掃除したにも関わらず、まだどこか冷んやりと埃っぽい倉庫の中、整理して棚に並べた段ボールを下ろし、焦りながら指輪が入ってないかと確認していたら、開け放たれている扉の向こうから声がかかる。


「桃原? 大丈夫?」


振り向くと、制服姿の二ノ宮が立っていた。


「掃除終わったけど、何か探して残ってるって䋝田先輩から聞いて」

「う、うん。

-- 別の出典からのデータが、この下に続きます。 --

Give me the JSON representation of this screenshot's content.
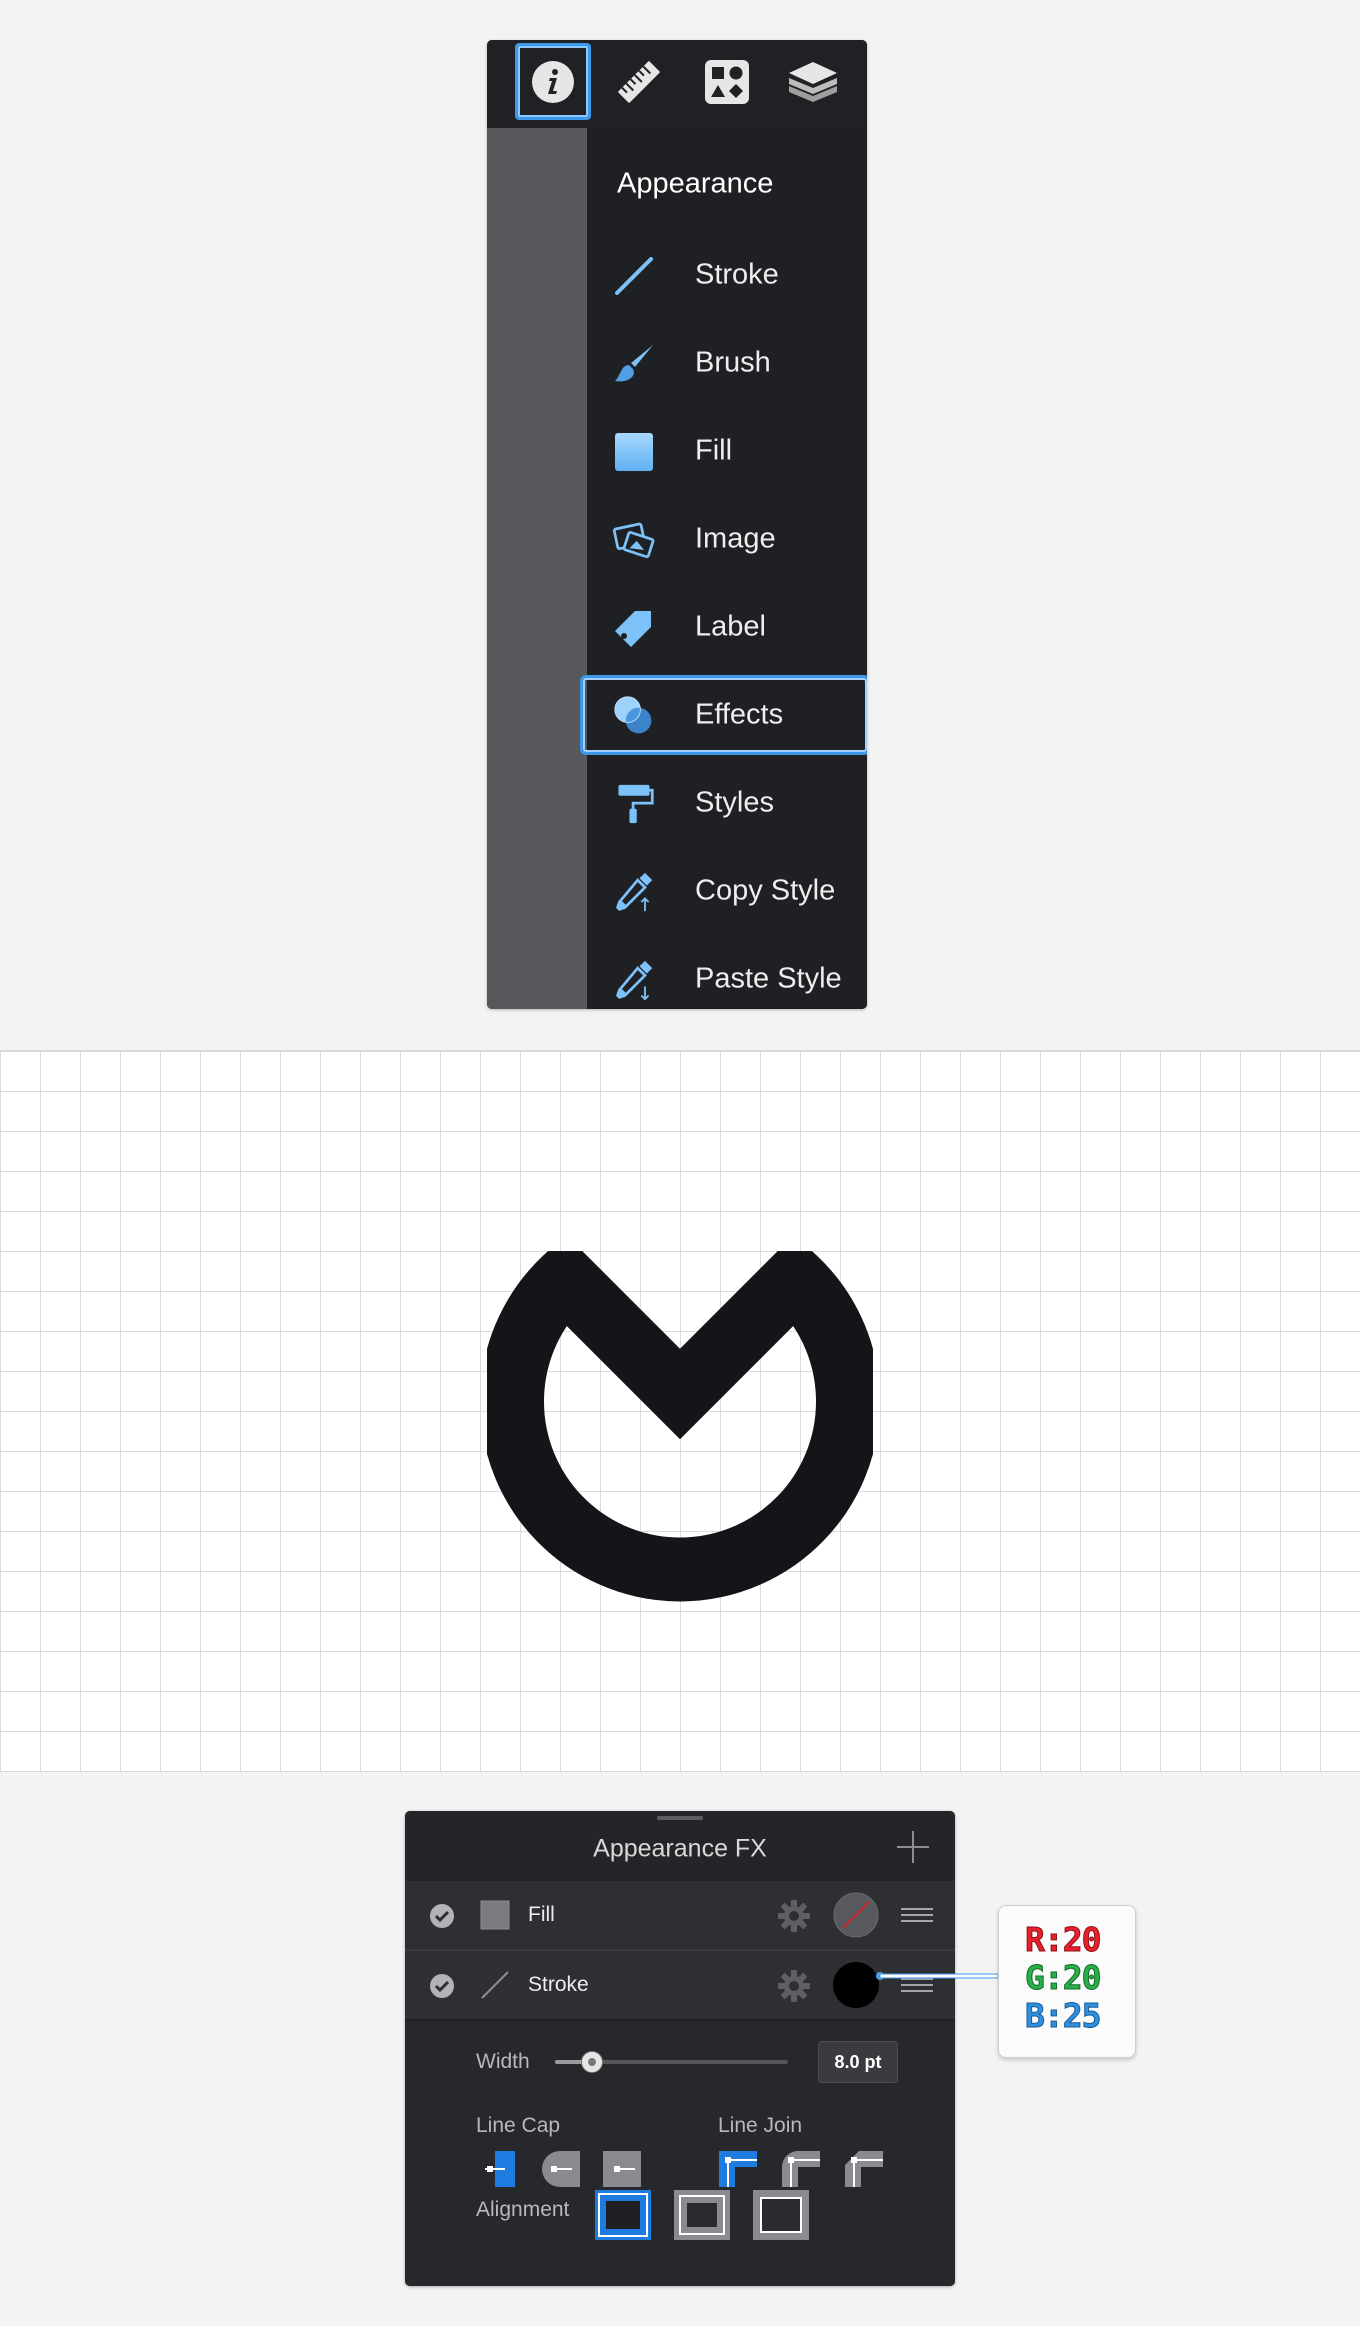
{
  "menu": {
    "toolbar": [
      {
        "icon": "info-icon",
        "selected": true
      },
      {
        "icon": "ruler-icon",
        "selected": false
      },
      {
        "icon": "shapes-icon",
        "selected": false
      },
      {
        "icon": "layers-icon",
        "selected": false
      }
    ],
    "heading": "Appearance",
    "items": [
      {
        "label": "Stroke",
        "icon": "stroke-line-icon"
      },
      {
        "label": "Brush",
        "icon": "brush-icon"
      },
      {
        "label": "Fill",
        "icon": "fill-square-icon"
      },
      {
        "label": "Image",
        "icon": "image-icon"
      },
      {
        "label": "Label",
        "icon": "label-tag-icon"
      },
      {
        "label": "Effects",
        "icon": "effects-circles-icon",
        "selected": true
      },
      {
        "label": "Styles",
        "icon": "paint-roller-icon"
      },
      {
        "label": "Copy Style",
        "icon": "eyedropper-copy-icon"
      },
      {
        "label": "Paste Style",
        "icon": "eyedropper-paste-icon"
      }
    ],
    "accent": "#3d97e8",
    "icon_color": "#7cc1f7"
  },
  "canvas": {
    "shape_color": "#141419"
  },
  "fx_panel": {
    "title": "Appearance FX",
    "rows": [
      {
        "label": "Fill",
        "enabled": true,
        "color": "none"
      },
      {
        "label": "Stroke",
        "enabled": true,
        "color": "#141419"
      }
    ],
    "width_label": "Width",
    "width_value": "8.0 pt",
    "width_slider_fraction": 0.16,
    "line_cap_label": "Line Cap",
    "line_join_label": "Line Join",
    "alignment_label": "Alignment",
    "selected_cap": "butt",
    "selected_join": "miter",
    "selected_alignment": "inside"
  },
  "rgb_callout": {
    "r": "R:20",
    "g": "G:20",
    "b": "B:25"
  }
}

そうなの」

「何? 手伝うよ」


そう言うと、二ノ宮は別の段ボールを下ろす。

探し物が何か。

気軽に伝えられず口を噤んでいると、隣にしゃがみ込んだ二ノ宮が首を傾げた。


「どうした?」


不思議そうに顔を覗き込まれて、私は唇を噛み締めてから二ノ宮を真っ直ぐに見つめる。


「あの……ごめんなさい!」

「い、いきなり何」


私は、驚く彼に声を小さくしながら真実を明かすことにした。


「探し物、二ノ宮からもらった指輪なの!」

「え?」


目を丸くしたままの二ノ宮に経緯を説明すると、彼は呆れたり怒ったりするどころか、頬を緩める。


「それで必死に探してくれてたんだ。サンキュー、桃原」


そうして、私の頬を軽くつねった。